En entrant au désert, Jésus assume donc la figure de Moïse, médiateur de l’Alliance sinaïtique, il reprend à son compte toutes les alliances qui le précèdent et s’annonce comme l’unique médiateur de la nouvelle Alliance. Pareillement, dans son séjour au désert, il assume toute l’histoire d’Israël, et
surtout celle du désert, en tant que condensé d’Israël et Nouvel Israël en personne. De plus, qu’au dire de l’évangile, Jésus au désert vive parmi les bêtes sauvages, c’est qu’il s’impose comme le réalisateur des temps messianiques où les éléments du créé, perturbés par la désobéissance d’Adam (cf. Gn 3, 6- 8), se réconcilieront les uns avec les autres dans une paix cosmique annoncée par le prophète Isaïe (cf. Is 11, 6-9). Et qui s’étonnerait enfin que Jésus apparaisse comme l’homme du désert lorsqu’on le voit multiplier des pains au désert (cf. Mc 8, 1-10 et par.) et rechercher dans des endroits déserts des lieux de prière et d’intimité avec son Père (cf. 1, 35) ?

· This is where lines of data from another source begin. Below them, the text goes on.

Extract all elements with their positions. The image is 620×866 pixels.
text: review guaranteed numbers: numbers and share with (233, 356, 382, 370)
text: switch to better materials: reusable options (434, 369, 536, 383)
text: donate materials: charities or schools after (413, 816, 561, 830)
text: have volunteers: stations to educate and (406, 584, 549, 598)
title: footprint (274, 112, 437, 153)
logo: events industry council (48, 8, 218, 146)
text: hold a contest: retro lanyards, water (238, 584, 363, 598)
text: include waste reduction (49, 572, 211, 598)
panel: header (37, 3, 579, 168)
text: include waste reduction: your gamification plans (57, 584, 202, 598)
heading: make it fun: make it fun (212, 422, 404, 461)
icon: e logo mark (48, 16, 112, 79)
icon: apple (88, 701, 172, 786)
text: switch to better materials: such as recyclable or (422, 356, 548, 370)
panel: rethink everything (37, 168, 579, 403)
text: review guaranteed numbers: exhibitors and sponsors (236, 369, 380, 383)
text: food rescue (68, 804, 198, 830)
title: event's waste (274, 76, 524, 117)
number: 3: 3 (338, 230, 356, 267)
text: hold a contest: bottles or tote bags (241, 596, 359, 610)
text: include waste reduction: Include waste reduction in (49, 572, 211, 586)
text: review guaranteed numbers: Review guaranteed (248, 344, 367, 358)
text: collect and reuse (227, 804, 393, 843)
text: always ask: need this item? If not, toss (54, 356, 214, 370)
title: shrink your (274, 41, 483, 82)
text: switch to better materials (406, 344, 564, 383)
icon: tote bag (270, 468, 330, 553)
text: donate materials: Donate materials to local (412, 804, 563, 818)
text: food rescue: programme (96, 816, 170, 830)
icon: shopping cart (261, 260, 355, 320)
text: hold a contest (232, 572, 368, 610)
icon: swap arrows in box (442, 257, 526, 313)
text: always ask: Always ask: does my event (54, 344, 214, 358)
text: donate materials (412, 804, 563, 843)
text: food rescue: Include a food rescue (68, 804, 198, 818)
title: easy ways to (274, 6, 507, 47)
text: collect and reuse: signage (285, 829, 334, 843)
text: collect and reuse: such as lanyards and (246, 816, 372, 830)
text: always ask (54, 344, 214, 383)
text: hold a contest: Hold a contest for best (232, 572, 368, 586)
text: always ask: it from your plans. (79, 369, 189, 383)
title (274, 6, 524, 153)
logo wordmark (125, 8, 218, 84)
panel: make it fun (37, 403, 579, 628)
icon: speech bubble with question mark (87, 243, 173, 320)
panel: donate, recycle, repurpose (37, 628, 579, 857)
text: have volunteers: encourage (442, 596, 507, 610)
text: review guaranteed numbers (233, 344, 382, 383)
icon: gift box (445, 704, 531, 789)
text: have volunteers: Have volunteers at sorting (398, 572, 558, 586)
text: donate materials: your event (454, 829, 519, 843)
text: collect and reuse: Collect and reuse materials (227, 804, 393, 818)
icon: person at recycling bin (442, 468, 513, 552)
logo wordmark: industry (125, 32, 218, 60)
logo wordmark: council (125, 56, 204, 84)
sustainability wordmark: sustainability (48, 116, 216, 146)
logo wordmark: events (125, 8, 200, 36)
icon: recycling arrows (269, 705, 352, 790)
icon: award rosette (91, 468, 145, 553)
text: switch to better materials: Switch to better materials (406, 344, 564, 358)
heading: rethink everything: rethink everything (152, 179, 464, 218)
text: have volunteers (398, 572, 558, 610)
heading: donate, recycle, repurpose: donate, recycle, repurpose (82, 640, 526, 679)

C’est enfin au désert qu’Israël se trouve tenté, comme l’avoue Dieu lui-même en s’adressant au peuple par la bouche de Moïse : souviens-toi de tout le chemin que Yahvé ton Dieu t’a fait faire pendant quarante ans dans le désert, afin de t’humilier, de t’éprouver et de connaître le fond de ton
cœur : allais-tu ou non garder ses commandements ? (Dt 8, 2). Ici tentation a le sens de mise à l’épreuve. Malheureusement, exaspéré par les difficultés de la vie au désert, Israël réagit en murmurant contre Dieu (cf. Ex 16, 2) et en remettant en question le bien-fondé de sa confiance en lui, allant même jusqu’à exprimer de la nostalgie pour la vie en Egypte (cf. Ex 16, 3).
Jésus par contre, en entrant dans la lignée des grands tentés, triomphe de l’épreuve, à la suite d’Abraham qui accepte de sacrifier son fils Isaac (cf. Gn 22, 10), à la suite de Job qui, dans sa souffrance, refuse de maudire Dieu (cf. Jb 2, 9-10), et à la différence d’Adam séduit par le fruit défendu (cf. Gn 3, 6), du peuple d’Israël qui se laisse aller à des murmures (cf. Ps 95(94), 9-10).
Toutefois, il ne faut pas réduire à ces quarante jours la période des tentations de Jésus. Jésus est tenté pendant toute sa vie d’homme. Mais son charisme particulier, c’est de profiter de la tentation pour réaffirmer plus fortement la confiance en son Père : Père, ta volonté, et non la mienne (Mc 14, 36 et par.).
Toutes ces considérations ramènent à une question vitale : pourquoi Dieu te tente-t-il en t’envoyant des épreuves, faisant semblant parfois de ne pas entendre tes prières ? C’est pour fortifier ta foi. A la suite d’Abraham, de Job, et de Jésus, relève le défi de l’épreuve. Je prie pour toi, pour que l’épreuve, la tentation, l’échec, le manque, la maladie, le deuil ne t’écrasent pas, mais renforcent ta foi en celui qui est mort et ressuscité pour toi.